Quatre-vingts personnes environ se sont rassemblées samedi après-midi, place de la Monnaie à Bruxelles, à l'appel du Comité «SOS-Poste». Georges Gilkinet se trouvait parmi les manifestants, qui distribuaient des tracts et faisaient signer une pétition pour protester contre la libéralisation de La Poste et la fermeture de nombreux bureaux. Le député fédéral Ecolo namurois revient à la charge ce lundi, en commission de l'Infrastructure de la Chambre. Il demandera aux ministres de l'Entreprise et de la Simplification, Vincent Van Quickenborne (Open VLD), et de la Fonction et des Entreprises publiques, Inge Vervotte (CD & V) «comment ils envisagent la transposition de la directive européenne sur la libéralisation du marché postal, qui doit être effective en 2011.»
Cette libéralisation est un processus en cours, «contre lequel les Verts ont été les seuls à s'opposer de manière unanime au Parlement européen», rappelle Georges Gilkinet. Faut d'avoir échoué à la bloquer au plan continental, reste à se battre sur ses conditions d'application au niveau national, «puisque la directive laisse à chaque État-membre le soin de définir à quelles conditions les services postaux doivent être libéralisés sur leur territoire».
Ce travail occupe les ministres concernés pour l'instant, note le député «Vert». «Et ce qui transpire de la discussion intercabinets n'est pas particulièrement rassurant : l'obligation de couvrir l'ensemble du territoire faite aux services postaux désireux d'entrer sur le marché belge, ne s'appliquerait que progressivement, au bout de cinq ans. Ce qui laisserait largement le temps de faire d'énormes dégâts sociaux à la Poste. De plus, si des emplois salariés seraient requis pour la récolte et la distribution du courrier avec la possibilité de n'organiser la distribution que deux ou trois jours par semaine ce ne serait pas nécessairement le cas pour son tri, et pour son transport. Dans ces conditions, les opérateurs privés qui apparaîtraient sur le marché belge à partir de 2011 exerceraient une concurrence déloyale à l'égard de la Poste, qui doit, elle, contractuellement couvrir l'ensemble du territoire, et qui travaille avec des postiers salariés».

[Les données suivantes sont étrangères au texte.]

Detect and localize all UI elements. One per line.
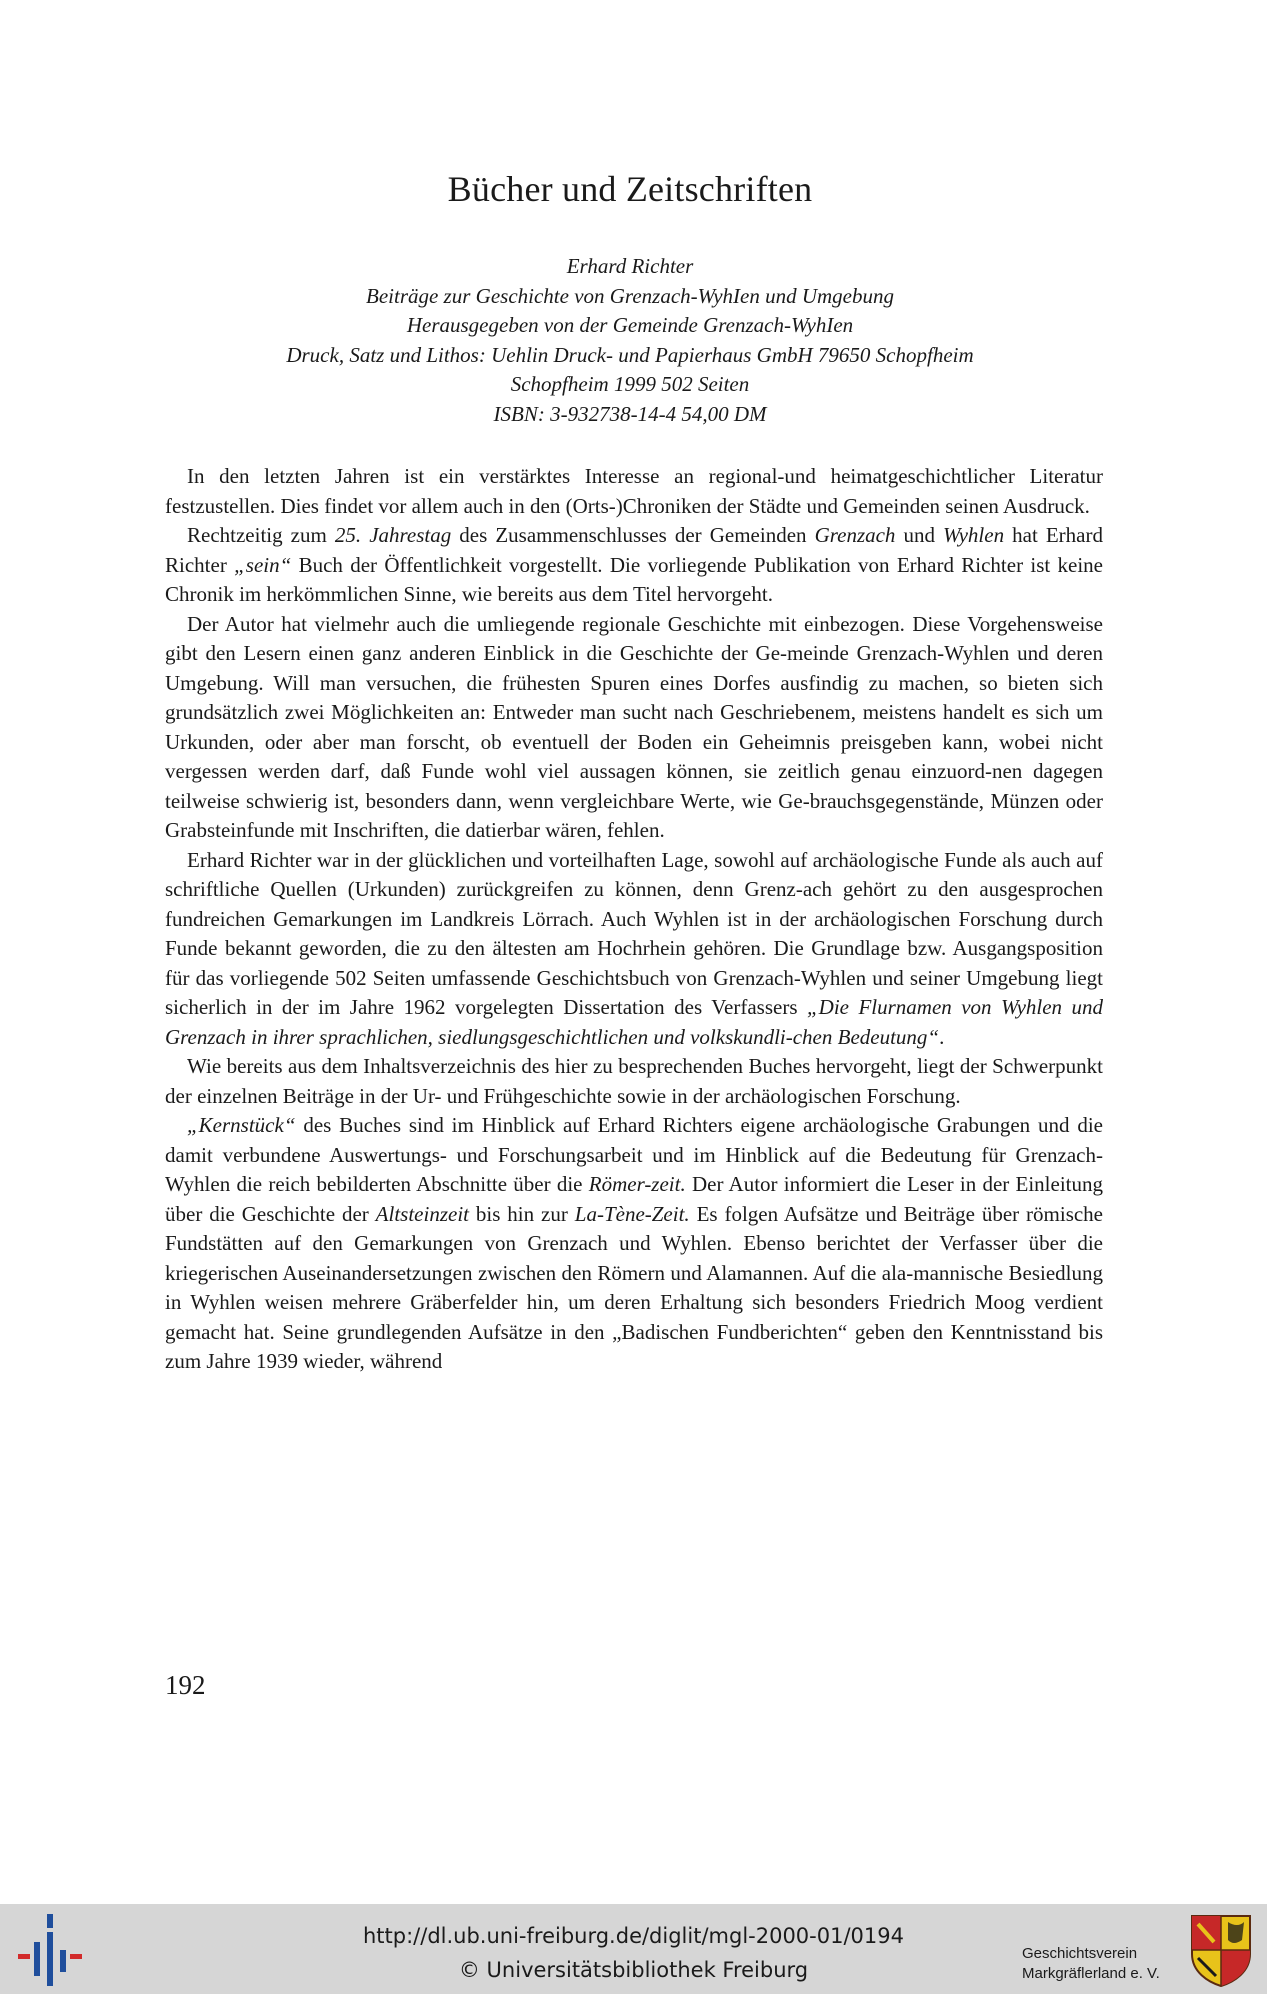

Fixation de conditions de concurrence loyale à l'égard de l'opérateur historique de la distribution du courrier; et défense de son rôle de service public, voire du rôle social que jouent encore les facteurs auprès de nombreuses personnes doivent, pour Ecolo, constituer la base des conditions d'accès au marché postal belge, que le gouvernement va devoir définir.

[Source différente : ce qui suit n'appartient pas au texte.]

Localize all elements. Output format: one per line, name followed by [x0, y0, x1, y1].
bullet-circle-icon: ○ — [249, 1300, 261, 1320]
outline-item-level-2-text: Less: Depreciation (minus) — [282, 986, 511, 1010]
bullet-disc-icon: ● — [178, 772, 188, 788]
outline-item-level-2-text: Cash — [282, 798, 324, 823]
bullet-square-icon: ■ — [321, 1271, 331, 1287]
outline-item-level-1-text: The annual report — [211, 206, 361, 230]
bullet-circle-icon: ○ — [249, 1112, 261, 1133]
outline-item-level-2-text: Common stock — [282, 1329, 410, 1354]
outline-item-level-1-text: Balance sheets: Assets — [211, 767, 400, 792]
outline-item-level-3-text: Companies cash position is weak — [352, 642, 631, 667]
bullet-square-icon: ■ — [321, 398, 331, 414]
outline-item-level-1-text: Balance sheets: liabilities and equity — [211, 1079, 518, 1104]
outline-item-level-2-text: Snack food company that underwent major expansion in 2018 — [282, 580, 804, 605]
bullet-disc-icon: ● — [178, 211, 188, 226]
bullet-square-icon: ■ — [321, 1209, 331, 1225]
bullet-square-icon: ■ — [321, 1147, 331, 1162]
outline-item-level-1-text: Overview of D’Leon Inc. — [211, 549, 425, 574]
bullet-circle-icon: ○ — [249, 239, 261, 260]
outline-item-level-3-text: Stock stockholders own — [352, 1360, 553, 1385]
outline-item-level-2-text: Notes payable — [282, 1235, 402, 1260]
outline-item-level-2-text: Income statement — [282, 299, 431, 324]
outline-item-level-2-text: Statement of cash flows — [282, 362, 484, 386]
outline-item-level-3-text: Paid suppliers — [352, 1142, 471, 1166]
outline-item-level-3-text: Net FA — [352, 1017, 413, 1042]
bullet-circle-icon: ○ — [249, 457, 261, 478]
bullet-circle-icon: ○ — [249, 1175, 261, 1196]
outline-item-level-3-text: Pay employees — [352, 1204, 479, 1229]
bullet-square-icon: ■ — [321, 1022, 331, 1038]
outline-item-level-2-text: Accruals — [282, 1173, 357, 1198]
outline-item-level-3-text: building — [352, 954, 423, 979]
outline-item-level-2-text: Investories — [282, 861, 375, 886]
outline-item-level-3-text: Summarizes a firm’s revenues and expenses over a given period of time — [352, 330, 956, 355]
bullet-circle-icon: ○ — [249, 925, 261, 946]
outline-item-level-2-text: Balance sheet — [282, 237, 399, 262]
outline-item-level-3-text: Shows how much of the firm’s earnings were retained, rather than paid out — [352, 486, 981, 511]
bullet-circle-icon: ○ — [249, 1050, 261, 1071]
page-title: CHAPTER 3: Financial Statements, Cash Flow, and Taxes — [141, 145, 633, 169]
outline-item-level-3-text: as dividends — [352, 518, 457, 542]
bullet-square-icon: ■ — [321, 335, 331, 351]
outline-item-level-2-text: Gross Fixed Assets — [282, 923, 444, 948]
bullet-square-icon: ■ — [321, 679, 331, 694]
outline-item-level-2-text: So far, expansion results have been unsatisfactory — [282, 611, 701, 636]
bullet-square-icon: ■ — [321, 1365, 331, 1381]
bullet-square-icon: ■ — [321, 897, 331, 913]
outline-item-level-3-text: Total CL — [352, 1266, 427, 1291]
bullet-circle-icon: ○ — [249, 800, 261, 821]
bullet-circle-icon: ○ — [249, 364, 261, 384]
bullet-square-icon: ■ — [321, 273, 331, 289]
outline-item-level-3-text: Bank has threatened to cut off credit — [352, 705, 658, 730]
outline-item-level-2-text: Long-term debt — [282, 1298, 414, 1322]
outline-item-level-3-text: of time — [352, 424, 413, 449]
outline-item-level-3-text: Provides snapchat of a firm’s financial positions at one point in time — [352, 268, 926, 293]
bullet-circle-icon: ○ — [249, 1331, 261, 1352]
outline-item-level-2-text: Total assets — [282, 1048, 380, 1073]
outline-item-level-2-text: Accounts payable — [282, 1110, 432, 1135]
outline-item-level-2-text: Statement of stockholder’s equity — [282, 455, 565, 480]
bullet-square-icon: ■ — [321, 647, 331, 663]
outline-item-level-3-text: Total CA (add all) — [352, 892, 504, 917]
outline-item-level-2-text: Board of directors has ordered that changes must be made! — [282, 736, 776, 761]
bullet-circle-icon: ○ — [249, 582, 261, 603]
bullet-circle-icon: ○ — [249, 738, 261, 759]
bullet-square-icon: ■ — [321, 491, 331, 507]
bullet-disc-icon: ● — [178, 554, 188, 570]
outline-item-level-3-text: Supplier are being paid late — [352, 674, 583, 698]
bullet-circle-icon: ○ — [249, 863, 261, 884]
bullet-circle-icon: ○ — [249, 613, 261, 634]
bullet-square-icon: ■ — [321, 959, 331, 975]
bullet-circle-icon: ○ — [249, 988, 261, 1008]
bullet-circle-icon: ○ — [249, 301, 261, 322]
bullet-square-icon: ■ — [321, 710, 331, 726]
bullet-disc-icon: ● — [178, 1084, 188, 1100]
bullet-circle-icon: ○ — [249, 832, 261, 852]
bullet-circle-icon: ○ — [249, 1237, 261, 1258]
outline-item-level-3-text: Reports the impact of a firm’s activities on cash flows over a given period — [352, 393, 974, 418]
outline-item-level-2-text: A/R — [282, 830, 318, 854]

«Que des conditions très strictes limitent fortement le nombre de candidats potentiels, voire empêchent tout autre acteur de venir concurrencer la Poste en Belgique ne nous pose aucun problème. Nous pouvons très bien suivre l'exemple de la Finlande qui a défini un cahier des charges tel qu'aucun opérateur n'a pu accéder au marché postal finlandais».
La mise en place d'une commission paritaire pour le secteur postal «afin d'éviter tout dumping social et améliorer les conditions de travail actuelles ou futures des services postaux»; l'amélioration des conditions de travail et le maintien de l'emploi au sein de la Poste «où, si rien ne change, près de 15000 emplois seront perdus d'ici à 2013, au nom de la rentabilité»; des réinvestissements dans la Poste pour la moderniser; et un «réélargissement de ses missions dans le futur contrat de gestion» : Georges Gilkinet formulera des propositions «vertes» concrètes dès aujourd'hui en commission. En espérant être entendu rapidement.